Religion and Politics: Conflict and Peace
About The Event
13th International Conference of the SIEF Ethnology of Religion Working Group
Date: September 20-23, 2018
Venue: Siena, Italy
Politics and religion have never existed in isolation but always stood in continuous interaction throughout times. The “growing salience of religion on the world stage” (Hackett 2005:145) is to a great part due to the politization of religion in different contexts and dimensions: already in the early 2000s Grace Davie pointed to the European exceptionalism to the former persistent secularization thesis (cf. Berger 1967): “New arrivals”, especially Muslim Immigrants, challenged the image of the secular state. Right wing oriented, anti-Muslim political parties arose all over Europe as a reaction to the supposedly Muslimization of certain sectors of society. At the same time, orthodoxy was re-established in Putin´s Russia and conservative or contestative Roman Catholic movements address political developments all over the world. Nationalist Hinduism rose in India up to the election of a respective prime-minister. These various developments in political discourse also drew attention to the scientific study of religion. For the ethnography of religion it is a chance to broaden its objects of study and increase its public visibility…
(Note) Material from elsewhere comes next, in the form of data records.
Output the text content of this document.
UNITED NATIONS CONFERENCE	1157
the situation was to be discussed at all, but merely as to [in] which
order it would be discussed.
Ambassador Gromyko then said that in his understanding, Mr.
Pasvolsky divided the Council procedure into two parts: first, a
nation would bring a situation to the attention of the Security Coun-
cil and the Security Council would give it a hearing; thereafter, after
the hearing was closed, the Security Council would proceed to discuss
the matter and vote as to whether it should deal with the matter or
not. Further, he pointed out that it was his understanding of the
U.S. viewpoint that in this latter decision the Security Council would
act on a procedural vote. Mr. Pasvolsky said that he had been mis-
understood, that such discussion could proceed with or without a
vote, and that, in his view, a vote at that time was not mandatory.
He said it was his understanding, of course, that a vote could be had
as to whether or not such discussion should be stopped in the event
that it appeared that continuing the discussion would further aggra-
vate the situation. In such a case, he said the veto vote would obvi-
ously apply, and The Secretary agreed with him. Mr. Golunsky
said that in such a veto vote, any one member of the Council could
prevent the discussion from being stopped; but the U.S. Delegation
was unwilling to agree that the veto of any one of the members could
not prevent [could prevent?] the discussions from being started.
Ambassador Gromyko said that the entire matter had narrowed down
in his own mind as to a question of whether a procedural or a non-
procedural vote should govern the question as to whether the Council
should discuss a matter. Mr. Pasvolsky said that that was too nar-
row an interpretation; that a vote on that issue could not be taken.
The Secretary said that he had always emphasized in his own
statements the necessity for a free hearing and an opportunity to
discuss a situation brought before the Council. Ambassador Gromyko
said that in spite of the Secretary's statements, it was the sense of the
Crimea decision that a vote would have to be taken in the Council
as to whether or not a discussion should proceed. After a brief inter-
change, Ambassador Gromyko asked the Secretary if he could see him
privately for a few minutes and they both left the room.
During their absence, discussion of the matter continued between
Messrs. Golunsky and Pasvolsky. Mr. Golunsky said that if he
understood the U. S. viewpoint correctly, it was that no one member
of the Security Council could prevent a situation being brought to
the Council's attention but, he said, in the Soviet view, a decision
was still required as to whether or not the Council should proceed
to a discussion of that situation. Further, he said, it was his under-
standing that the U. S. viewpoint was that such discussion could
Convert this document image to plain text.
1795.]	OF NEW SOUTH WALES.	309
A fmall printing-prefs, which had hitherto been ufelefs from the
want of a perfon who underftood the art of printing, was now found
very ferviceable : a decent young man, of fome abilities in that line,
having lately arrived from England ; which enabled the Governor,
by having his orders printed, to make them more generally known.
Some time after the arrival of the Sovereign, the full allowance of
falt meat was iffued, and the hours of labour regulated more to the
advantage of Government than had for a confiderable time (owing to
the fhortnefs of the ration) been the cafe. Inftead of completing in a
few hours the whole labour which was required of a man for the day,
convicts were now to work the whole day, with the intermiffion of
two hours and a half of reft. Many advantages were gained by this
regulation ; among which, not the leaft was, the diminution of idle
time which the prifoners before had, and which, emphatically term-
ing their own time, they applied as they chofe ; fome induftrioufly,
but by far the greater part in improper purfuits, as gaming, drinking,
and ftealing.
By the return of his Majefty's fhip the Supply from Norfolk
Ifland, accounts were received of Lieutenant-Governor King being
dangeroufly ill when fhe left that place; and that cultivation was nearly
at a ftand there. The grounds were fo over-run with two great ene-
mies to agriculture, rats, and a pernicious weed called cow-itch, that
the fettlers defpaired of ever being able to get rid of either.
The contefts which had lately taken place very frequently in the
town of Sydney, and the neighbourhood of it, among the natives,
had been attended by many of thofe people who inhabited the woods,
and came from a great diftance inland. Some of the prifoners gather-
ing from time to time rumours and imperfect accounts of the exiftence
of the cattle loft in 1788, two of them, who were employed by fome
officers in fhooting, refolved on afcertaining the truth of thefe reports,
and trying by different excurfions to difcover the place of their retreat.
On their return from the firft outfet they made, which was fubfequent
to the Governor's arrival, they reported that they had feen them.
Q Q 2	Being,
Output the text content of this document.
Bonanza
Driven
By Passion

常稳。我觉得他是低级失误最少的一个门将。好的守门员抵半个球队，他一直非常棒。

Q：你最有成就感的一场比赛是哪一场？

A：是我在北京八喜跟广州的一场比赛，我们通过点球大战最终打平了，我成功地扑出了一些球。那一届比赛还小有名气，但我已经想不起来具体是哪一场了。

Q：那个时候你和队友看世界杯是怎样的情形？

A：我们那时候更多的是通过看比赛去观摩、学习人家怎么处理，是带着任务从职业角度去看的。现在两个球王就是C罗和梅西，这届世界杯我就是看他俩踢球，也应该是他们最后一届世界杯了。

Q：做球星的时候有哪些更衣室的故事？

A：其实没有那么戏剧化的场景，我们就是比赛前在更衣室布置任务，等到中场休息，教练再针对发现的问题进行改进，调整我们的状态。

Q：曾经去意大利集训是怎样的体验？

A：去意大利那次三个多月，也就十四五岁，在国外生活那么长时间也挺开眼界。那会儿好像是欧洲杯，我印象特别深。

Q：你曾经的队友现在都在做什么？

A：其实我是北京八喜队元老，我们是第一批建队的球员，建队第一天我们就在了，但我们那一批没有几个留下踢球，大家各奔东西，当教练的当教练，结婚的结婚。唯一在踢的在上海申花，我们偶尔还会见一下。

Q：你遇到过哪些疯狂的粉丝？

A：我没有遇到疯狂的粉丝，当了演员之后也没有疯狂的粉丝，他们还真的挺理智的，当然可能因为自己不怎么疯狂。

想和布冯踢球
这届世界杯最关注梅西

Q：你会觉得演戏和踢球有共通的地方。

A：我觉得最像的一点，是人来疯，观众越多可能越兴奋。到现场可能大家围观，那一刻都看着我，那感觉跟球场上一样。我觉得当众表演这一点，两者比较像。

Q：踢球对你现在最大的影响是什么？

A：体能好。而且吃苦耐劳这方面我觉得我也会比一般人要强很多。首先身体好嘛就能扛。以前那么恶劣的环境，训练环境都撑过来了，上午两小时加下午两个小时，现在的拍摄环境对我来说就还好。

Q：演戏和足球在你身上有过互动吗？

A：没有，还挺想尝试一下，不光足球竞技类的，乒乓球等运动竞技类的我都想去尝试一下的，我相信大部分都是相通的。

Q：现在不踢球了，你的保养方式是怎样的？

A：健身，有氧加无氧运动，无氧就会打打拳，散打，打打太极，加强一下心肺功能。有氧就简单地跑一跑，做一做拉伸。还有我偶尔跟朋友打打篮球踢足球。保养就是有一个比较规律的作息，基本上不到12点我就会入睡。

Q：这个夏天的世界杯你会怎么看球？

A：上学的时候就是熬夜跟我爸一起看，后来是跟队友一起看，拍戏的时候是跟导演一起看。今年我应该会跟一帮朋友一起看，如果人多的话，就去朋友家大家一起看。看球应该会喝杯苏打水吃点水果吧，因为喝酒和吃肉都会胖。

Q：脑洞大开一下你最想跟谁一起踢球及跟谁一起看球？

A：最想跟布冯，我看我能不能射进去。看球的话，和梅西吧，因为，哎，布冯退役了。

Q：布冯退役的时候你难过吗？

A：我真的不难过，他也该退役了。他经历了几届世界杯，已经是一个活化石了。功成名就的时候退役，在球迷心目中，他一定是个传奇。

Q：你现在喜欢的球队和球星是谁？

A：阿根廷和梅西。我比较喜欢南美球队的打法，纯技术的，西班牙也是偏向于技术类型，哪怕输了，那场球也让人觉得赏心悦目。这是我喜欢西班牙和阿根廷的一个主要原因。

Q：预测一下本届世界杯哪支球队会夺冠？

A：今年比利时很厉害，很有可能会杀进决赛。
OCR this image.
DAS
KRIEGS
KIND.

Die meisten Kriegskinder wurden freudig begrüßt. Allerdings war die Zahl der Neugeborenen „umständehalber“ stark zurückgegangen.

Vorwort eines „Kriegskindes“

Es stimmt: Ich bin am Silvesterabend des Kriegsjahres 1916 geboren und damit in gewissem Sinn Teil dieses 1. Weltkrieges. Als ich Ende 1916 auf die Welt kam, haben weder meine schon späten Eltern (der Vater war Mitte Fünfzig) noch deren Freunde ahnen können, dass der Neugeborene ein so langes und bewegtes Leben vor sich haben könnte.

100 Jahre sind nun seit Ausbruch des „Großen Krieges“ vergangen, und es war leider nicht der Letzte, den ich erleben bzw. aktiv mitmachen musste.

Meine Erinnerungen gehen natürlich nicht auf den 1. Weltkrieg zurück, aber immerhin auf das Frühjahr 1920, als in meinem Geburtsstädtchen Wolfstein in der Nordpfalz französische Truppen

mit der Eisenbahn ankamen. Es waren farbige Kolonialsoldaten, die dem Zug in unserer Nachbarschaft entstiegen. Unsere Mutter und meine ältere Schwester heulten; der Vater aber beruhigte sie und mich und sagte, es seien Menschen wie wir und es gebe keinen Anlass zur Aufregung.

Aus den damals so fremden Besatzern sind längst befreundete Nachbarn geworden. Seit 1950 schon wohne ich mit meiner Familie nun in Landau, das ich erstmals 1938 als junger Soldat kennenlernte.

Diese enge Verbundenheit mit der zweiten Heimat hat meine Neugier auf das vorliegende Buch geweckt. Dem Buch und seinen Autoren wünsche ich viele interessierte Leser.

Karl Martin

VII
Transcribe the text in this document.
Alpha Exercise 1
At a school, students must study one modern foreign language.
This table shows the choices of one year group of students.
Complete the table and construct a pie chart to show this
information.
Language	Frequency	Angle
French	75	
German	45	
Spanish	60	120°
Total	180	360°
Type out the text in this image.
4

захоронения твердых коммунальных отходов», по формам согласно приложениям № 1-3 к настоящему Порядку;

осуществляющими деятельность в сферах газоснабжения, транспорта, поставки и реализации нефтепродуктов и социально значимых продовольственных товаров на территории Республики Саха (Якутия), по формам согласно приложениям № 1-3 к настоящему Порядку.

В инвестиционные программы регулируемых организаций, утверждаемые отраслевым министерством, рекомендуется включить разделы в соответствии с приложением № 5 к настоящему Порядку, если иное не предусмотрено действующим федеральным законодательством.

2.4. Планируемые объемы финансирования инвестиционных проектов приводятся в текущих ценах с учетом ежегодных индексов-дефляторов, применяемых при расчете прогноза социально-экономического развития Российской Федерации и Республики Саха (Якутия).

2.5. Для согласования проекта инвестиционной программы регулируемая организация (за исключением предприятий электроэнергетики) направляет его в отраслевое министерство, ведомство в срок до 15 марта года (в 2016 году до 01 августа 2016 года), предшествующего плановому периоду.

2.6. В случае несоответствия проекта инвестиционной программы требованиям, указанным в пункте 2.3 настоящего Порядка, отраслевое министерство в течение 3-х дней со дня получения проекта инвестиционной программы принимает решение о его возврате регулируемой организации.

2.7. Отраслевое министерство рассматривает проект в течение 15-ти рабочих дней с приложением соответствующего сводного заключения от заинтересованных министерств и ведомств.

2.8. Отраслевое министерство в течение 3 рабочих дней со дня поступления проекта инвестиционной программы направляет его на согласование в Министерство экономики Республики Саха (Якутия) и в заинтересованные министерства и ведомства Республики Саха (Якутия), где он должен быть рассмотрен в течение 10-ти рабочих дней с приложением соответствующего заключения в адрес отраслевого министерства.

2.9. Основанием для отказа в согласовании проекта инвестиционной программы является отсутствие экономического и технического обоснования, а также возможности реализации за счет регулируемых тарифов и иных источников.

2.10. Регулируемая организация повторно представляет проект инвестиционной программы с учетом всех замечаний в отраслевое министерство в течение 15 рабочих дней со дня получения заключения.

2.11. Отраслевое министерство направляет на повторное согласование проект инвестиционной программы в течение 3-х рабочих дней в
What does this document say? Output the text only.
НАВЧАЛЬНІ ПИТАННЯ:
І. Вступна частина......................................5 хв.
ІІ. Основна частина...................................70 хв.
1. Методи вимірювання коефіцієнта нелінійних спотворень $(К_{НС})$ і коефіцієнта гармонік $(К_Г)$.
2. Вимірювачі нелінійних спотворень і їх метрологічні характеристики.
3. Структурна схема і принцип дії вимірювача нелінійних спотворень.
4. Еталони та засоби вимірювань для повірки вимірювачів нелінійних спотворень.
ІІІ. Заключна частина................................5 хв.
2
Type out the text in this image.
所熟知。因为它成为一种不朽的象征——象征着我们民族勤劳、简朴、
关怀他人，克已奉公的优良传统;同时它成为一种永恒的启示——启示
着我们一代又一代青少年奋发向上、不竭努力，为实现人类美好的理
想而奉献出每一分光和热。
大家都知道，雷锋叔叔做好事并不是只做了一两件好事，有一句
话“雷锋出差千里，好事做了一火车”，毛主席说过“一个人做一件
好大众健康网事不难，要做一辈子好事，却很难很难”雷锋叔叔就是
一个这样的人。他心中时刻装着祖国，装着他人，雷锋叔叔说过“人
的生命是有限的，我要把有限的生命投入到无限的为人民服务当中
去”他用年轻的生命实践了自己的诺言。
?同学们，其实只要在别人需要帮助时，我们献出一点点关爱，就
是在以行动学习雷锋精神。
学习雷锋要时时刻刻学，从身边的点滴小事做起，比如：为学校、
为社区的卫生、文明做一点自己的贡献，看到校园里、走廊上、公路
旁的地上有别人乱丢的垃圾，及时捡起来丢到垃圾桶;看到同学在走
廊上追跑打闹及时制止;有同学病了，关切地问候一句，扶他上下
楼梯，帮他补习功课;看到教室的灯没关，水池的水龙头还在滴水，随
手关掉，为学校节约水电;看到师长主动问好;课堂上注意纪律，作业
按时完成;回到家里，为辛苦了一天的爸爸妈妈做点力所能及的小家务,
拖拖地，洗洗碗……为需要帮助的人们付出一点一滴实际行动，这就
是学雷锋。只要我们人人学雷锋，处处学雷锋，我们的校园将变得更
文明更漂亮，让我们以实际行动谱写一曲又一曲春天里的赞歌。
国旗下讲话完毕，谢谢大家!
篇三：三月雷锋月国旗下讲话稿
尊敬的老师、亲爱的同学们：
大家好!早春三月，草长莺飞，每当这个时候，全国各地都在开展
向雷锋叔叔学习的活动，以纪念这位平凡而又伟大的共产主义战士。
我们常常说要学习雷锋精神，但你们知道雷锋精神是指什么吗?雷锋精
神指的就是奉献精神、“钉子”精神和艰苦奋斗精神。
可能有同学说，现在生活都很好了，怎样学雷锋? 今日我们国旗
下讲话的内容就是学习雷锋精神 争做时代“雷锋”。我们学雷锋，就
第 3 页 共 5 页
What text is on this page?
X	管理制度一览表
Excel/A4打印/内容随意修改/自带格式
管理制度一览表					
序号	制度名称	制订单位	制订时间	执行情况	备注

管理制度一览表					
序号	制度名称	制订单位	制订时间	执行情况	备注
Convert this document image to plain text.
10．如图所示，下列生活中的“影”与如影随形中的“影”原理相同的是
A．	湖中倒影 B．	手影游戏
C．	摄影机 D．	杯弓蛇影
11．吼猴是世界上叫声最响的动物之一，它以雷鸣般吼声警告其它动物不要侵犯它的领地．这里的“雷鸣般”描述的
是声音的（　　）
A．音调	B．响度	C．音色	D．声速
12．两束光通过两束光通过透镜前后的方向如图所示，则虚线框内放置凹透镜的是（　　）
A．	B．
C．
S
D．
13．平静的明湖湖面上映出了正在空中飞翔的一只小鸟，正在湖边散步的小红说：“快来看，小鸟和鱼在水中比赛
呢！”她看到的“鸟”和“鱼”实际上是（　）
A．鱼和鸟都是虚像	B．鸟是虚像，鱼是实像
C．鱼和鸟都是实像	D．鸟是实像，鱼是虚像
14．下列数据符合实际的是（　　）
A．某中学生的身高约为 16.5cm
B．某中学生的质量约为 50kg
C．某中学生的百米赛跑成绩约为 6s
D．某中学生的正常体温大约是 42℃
Grasping the relationship of religion and politics in conflict and peace can also be framed in historical context.
The 13th conference of the SIEF Ethnology of Religion Working Group aims to explore from ethnological / anthropological perspective the general theme of politics and religion in various national and political contexts, either in historical or contemporary times.
Possible subthemes of the conference are:
- The role of religion in ongoing conflicts and peacebuilding initiatives
- The politization of religion in discursive and historical dimensions
- Grassroots movements and religious creativity under different political regimes
- Sacred spaces, religious art, performances: objects, rituals, languages and practices in terms of religious and political tension.